Der vorher erwähnte Bericht Engelckes über die Schwalbacher Gruben hebt auch die
„starken Wasserkosten der Baillyschen Kohlengewinnung in Griesborn“ hervor.
Um der Konkurrenz dieser lothringischen Kohlenförderung in Griesborn besser
entgegentreten zu können, wurde im Jahre 1774 als Ersatz für die zum Teil
erschöpften alten Schwalbacher Gruben eine Grube in Knausholz angehauen.
Diese scheint jedoch um 1810 wieder außer Betrieb gekommen zu sein.
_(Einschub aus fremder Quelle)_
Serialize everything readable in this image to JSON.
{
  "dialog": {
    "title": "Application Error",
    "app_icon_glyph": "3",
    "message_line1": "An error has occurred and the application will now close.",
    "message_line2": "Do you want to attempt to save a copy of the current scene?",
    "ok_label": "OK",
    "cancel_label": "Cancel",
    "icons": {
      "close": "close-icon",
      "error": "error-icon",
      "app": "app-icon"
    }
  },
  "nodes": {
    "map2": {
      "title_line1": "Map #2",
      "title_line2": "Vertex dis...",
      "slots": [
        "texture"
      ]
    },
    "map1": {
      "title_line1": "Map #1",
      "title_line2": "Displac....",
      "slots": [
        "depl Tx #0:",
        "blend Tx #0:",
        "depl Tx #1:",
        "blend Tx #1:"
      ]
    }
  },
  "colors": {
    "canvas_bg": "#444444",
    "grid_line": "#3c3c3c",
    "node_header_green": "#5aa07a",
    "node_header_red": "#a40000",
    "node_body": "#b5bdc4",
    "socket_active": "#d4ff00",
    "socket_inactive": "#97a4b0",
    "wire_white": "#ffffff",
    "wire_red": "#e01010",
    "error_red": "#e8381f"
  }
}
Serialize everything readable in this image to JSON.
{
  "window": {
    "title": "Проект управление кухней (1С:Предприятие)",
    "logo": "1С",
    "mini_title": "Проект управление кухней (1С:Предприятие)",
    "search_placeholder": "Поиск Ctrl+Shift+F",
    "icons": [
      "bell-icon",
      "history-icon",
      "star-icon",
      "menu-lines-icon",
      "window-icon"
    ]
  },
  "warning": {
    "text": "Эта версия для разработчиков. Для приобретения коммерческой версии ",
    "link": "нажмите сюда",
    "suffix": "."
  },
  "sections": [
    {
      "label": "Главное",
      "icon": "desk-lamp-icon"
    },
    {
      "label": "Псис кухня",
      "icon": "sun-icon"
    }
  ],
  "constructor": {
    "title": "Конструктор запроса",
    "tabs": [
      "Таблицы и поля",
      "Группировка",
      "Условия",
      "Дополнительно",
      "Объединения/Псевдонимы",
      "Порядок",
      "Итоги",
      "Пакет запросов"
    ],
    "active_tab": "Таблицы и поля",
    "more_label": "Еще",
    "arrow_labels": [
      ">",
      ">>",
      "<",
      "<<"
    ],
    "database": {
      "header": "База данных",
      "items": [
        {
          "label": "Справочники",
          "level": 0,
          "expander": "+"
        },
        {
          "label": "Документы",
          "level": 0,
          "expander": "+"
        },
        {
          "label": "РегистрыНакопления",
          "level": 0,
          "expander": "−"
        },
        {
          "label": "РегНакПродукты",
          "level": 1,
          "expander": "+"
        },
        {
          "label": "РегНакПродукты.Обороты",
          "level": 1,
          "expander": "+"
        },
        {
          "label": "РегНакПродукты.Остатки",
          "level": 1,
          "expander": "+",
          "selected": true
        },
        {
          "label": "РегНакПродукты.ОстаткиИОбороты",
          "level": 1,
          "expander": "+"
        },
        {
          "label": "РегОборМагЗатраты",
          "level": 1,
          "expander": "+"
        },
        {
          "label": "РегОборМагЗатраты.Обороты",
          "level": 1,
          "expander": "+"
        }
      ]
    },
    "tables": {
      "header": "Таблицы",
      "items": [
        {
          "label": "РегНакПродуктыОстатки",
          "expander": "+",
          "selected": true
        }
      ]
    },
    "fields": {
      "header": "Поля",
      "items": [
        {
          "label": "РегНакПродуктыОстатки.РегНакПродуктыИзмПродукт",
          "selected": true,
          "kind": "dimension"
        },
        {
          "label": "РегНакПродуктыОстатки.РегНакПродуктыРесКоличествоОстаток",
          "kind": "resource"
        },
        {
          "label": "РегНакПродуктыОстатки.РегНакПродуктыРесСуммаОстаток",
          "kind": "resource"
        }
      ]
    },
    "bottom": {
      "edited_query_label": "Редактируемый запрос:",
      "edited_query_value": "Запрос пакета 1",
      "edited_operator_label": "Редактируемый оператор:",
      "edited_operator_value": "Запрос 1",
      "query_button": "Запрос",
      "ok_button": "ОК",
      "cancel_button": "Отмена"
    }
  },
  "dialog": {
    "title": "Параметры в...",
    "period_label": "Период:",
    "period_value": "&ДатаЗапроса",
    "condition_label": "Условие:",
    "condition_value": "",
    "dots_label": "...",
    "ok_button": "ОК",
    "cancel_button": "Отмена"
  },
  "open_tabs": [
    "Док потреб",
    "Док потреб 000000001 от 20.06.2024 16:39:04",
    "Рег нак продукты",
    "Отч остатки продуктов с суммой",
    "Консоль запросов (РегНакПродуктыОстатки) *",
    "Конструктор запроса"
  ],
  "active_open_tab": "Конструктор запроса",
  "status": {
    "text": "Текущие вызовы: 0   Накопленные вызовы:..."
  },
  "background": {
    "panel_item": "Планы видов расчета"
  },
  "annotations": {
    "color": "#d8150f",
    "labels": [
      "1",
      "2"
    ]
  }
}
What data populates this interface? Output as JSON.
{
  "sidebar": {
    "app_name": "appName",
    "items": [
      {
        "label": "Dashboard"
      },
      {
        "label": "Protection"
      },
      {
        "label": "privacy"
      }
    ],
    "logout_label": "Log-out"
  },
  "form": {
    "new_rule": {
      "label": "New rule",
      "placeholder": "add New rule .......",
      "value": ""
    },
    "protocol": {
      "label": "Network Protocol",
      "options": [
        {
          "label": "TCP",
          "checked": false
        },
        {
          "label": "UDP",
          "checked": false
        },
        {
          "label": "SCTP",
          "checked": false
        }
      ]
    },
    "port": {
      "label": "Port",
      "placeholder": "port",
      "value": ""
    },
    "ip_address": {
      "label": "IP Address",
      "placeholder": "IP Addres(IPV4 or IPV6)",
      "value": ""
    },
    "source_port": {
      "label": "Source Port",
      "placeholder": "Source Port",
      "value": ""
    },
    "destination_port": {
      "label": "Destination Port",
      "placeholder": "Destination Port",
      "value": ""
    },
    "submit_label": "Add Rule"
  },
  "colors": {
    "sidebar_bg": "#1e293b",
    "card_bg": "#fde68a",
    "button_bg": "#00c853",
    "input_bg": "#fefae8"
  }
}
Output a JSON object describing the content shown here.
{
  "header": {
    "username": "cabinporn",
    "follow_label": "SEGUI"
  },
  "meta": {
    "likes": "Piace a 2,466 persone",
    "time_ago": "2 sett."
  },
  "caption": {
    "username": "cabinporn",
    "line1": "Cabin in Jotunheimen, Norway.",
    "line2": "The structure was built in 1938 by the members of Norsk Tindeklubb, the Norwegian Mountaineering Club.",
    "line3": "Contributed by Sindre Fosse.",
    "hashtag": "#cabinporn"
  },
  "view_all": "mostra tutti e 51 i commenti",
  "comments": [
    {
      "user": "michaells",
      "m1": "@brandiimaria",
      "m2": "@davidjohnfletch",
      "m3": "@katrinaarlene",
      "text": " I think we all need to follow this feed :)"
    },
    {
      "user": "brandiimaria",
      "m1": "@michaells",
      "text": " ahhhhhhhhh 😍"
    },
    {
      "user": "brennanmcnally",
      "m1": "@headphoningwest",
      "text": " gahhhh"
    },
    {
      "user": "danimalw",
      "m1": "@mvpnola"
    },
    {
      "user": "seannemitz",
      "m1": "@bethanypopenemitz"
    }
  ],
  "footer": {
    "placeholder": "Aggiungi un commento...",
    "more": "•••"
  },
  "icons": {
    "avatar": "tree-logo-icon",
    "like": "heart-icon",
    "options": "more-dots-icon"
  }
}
Der nassau-saarbrückische Bergbau in Schwalbach und der französische in
Griesborn scheinen in damaliger Zeit einen scharfen Konkurrenzkampf geführt zu
haben. Eine zu Metz im Jahre 1803 herausgegebene amtliche Beschreibung des
„Departements de la Moselle“, die auch die Notiz über den Einsatz der oben schon
erwähnten „Pompe à feu“ im Jahre 1773 in Griesborn enthält, berichtet weiter, dass
„die hohen Kosten einer solchen Maschine einerseits und der niedrige Kohlenpreis
der benachbarten Saarbrücker (= Schwalbacher) Gruben andererseits die
Unternehmer veranlasst haben, die Griesborner Gruben einzustellen. Heute ist die
Grube vollständig ersoffen“.
Diese Stilllegung ist wahrscheinlich zwischen 1789-1790 erfolgt. Erst im Jahre 1844
wurde der Abbau im Griesborner Feld von Schwalbach aus wieder in Angriff
genommen.
Von 1773 ab wurden auch von der Grube Griesborn schon Kohlen auf der Saar
verfrachtet. Von allen saarabwärts verschifften Kohlen erhob übrigens die
französische Regierung bei Wallerfangen einen Durchfahrtszoll.
Soweit über die ersten Griesborner Gruben.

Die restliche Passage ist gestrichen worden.